The attempt by a small group of climate cranks to bring a legal case against the New Zealand temperature record will leave the taxpayer to pick up a bill likely to run into hundreds of thousands of dollars, according to Radio NZ News yesterday. Efforts by the National Institute for Water and Atmospheric Research (NIWA) to recover court-ordered costs of $90,000 from the NZ Climate Science Education Trust (CSET) are virtually certain to fail according to the official liquidator, leaving the bill to be met by taxpayers. The Trust has no assets, and the prospects of any pay out are rated “unlikely”. But despite initiating the legal case and orchestrating the trust’s attempts to avoid meeting its liabilities, Barry Brill, the retired lawyer and former National Party politician who chairs the NZ Climate “Science” Coalition, is flying off to Las Vegas to speak at the latest climate crank networking event organised by far-right US lobby group the Heartland Institute.

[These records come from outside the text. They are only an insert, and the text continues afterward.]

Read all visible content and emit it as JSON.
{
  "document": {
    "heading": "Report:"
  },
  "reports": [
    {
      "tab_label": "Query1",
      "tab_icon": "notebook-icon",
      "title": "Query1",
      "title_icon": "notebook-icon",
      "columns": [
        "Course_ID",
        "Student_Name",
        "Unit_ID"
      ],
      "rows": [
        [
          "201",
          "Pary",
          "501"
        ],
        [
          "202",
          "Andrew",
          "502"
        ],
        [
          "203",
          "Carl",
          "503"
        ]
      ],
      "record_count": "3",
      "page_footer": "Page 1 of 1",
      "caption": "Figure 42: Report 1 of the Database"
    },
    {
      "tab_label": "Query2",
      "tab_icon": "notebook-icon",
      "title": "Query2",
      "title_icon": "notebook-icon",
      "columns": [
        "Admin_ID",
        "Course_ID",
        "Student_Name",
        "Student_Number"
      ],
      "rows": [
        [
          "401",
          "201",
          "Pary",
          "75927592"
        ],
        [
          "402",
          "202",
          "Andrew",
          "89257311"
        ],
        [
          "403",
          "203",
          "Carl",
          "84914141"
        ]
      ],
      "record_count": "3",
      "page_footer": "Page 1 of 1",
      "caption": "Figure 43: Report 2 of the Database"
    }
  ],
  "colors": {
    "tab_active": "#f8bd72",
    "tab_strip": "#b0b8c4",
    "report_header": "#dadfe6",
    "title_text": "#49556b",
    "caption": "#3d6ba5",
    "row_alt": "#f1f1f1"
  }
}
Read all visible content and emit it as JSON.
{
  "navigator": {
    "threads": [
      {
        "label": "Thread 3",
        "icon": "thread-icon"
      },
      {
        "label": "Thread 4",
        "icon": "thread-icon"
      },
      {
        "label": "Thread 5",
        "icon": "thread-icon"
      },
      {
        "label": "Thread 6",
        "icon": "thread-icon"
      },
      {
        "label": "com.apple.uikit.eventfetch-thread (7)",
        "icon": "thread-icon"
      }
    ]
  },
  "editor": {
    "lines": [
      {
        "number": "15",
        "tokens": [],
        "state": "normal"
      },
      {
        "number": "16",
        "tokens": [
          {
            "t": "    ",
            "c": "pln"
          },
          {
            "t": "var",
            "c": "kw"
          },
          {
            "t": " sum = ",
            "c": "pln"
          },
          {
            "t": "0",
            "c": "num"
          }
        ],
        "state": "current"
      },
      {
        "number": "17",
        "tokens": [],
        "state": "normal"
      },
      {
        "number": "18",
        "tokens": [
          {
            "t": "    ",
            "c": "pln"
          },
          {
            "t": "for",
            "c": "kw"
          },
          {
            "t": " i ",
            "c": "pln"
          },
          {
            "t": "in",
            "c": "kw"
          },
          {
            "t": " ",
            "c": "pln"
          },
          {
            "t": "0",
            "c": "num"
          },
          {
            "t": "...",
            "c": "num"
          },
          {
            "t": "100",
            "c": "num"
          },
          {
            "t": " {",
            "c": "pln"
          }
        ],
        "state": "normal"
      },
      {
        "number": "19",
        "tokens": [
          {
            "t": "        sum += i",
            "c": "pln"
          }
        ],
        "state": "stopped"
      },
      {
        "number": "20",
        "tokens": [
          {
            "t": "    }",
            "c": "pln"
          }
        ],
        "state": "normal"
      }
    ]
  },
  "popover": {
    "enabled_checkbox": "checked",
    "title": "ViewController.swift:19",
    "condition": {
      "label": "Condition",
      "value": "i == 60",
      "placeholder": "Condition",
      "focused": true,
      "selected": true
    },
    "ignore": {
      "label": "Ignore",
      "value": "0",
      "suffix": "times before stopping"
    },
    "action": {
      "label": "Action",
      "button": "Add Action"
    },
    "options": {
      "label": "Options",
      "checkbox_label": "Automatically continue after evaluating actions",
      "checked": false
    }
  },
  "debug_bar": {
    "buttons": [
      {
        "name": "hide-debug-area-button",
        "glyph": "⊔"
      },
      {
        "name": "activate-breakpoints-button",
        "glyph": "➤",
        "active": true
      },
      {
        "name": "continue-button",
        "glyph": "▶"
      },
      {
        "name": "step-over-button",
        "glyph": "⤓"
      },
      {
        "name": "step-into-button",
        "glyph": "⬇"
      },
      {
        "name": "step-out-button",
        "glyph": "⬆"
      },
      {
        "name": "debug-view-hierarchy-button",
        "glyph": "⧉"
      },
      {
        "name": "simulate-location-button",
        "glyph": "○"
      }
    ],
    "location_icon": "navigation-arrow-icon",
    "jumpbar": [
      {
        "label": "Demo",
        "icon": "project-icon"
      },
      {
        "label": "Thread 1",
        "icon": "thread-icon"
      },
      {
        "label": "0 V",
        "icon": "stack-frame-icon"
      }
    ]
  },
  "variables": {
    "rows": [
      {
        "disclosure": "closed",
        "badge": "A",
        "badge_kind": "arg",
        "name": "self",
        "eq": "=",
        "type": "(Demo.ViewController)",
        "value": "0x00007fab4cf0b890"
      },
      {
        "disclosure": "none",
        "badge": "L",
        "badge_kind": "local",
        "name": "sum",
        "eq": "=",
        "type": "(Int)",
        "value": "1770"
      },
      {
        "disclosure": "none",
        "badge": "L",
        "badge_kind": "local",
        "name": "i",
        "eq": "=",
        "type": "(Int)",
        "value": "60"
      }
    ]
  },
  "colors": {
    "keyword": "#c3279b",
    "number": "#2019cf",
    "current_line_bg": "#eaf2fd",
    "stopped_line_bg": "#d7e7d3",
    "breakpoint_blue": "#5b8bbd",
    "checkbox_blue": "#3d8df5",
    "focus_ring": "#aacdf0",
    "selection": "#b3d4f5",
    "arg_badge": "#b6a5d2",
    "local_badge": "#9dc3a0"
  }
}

The latest report from the official liquidator (pdf) makes it obvious that the CSET was formed with the express intention of bringing the court action and as a cover to protect the litigants from the financial consequences of failure. It also raises serious questions about the way that the case was funded. The evidence is damning:
- The CSET’s statement of claim against NIWA was filed with the High Court on July 5th, 2010.
- The CSET’s deed of trust is dated July 30th – more than three weeks after the case was filed in its name.
- The CSET was not officially registered as a trust until August 10th, 2010.
- The CSET did nothing except bring an action against NIWA.
In addition, according to the liquidator’s report, the CSET had no assets, did not receive or disburse any monies, and did not keep any financial records. But CSET trustee Bryan Leyland told the Sunday Star Times in January:
We spent a large amount of money on the court case, there were some expensive legal technicalities.” Funding had come “from a number of sources, which are confidential”.
The statements made to the liquidator tell a different story:
The trustees were questioned about how the charitable trust funded the legal proceedings against NIWA. They advised that all legal advice and representation was provided on a pro bono basis and Mr Brill paid for the court fees personally.
Leyland’s comments to the SST are clearly not compatible with the statements made to the official liquidator. If a “large amount of money” was spent on the case, but legal representation was provided pro bono, where was the money spent and why was it not channeled through the trust and properly recorded in the CSET’s accounts? Either Leyland was misleading the Sunday Star Times, or he was misleading the official liquidator.